While Jisai is dealing with his own personal demons, Kojiro and his new found friend Tenki are planning their own surprise attack on Fudo, who was the one responsible for Tenki’s bedridden father. These two separate events both slowly come together to a head in a bloody display of sword skills with Fudo. This battle is a real turning point in both Jisai’s and Kojiro’s lives, as neither one will come out of it the same person they once were. Jisai once again finds his confidence and purpose in life, while a beast is now awakened within Kojiro that Jisai will try his best to quell by not allowing Kojiro to practice the sword under his tutelage.

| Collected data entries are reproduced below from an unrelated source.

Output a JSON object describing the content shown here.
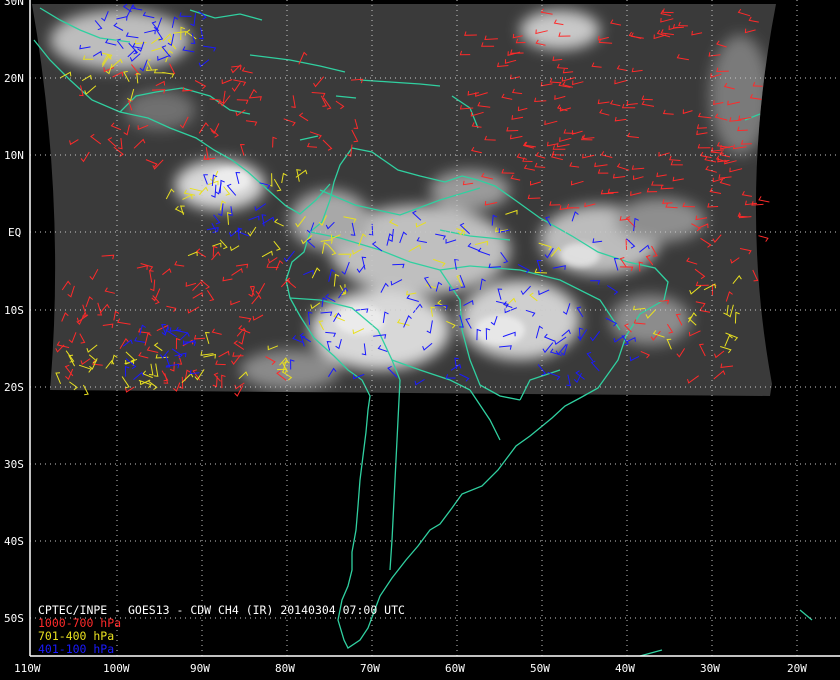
{
  "title": "CPTEC/INPE - GOES13 - CDW CH4 (IR) 20140304 07:00 UTC",
  "legend": [
    {
      "label": "1000-700 hPa",
      "color": "#ff2a2a"
    },
    {
      "label": "701-400 hPa",
      "color": "#e8e020"
    },
    {
      "label": "401-100 hPa",
      "color": "#1a1aff"
    }
  ],
  "coastline_color": "#30d0a0",
  "lat_labels": [
    "30N",
    "20N",
    "10N",
    "EQ",
    "10S",
    "20S",
    "30S",
    "40S",
    "50S"
  ],
  "lon_labels": [
    "110W",
    "100W",
    "90W",
    "80W",
    "70W",
    "60W",
    "50W",
    "40W",
    "30W",
    "20W"
  ]
}
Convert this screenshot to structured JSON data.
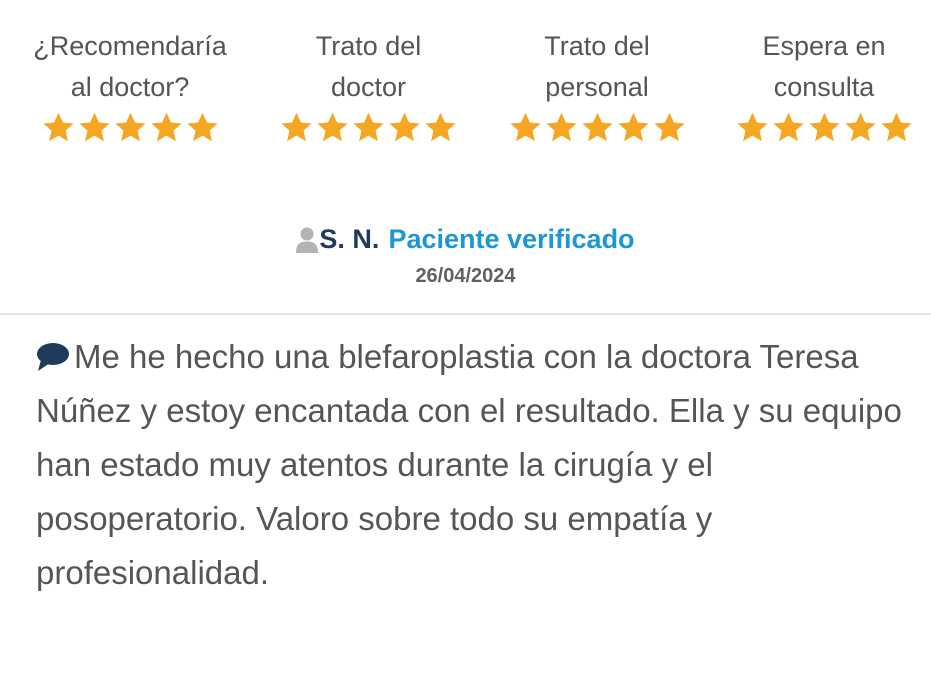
{
  "ratings": [
    {
      "label_line1": "¿Recomendaría",
      "label_line2": "al doctor?",
      "stars": 5,
      "max": 5
    },
    {
      "label_line1": "Trato del",
      "label_line2": "doctor",
      "stars": 5,
      "max": 5
    },
    {
      "label_line1": "Trato del",
      "label_line2": "personal",
      "stars": 5,
      "max": 5
    },
    {
      "label_line1": "Espera en",
      "label_line2": "consulta",
      "stars": 5,
      "max": 5
    }
  ],
  "review": {
    "author": "S. N.",
    "verified_label": "Paciente verificado",
    "date": "26/04/2024",
    "text": "Me he hecho una blefaroplastia con la doctora Teresa Núñez y estoy encantada con el resultado. Ella y su equipo han estado muy atentos durante la cirugía y el posoperatorio. Valoro sobre todo su empatía y profesionalidad."
  },
  "colors": {
    "star": "#f5a623",
    "author_name": "#1f3a5a",
    "verified": "#1c97d4",
    "text": "#555555",
    "user_icon": "#b3b3b3",
    "comment_icon": "#1f3a5a"
  },
  "icons": {
    "star": "star-icon",
    "user": "user-icon",
    "comment": "comment-icon"
  }
}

If it wasn’t plainly obvious before now, Takehiko Inoue knows how create such strong characters that are filled with real emotions and conflicts. The time spent last volume getting to know Jisai and Kojiro pays off in spades here as Inoue now develops them wonderfully. The moment when Jisai realizes that pain that the other villagers feel as their 14-year-old daughters are dragged away by Fudo is real. Jisai finding a purpose in his life thanks to the young Kojiro who he has raised as his own son and being willing to die for that purpose is real. I even found myself filled with both tears of sadness and joy as Jisai made his final preparations before entering into the duel with Fudo, happy that he was born anew but just couldn’t help but feel fearful for his life. Everything that happens on the pages and between the characters are real emotions, pain, suffering, growth, and the pacing is executed perfectly in order to maximize the effects of all of these.

Comments
The development here with Jisai is the strongest of any other characters so far in this title, with still plenty more storyline to come in future volumes with Kojiro. Takehiko Inoue just knows how to create real characters with real emotions, no matter what the time nor place is in his stories. At page #1 of this volume, Jisai is that tortured old soul who has a flicker of hope inside of him which grows into a raging flame of confidence by the last page, growth in his character that is handled so meticulously by Inoue with a real smooth pace that never rushes the reader.

When I read this volume of Vagabond, I was completely absorbed the entire time. This is character-driven manga done right. Extremely Recommended.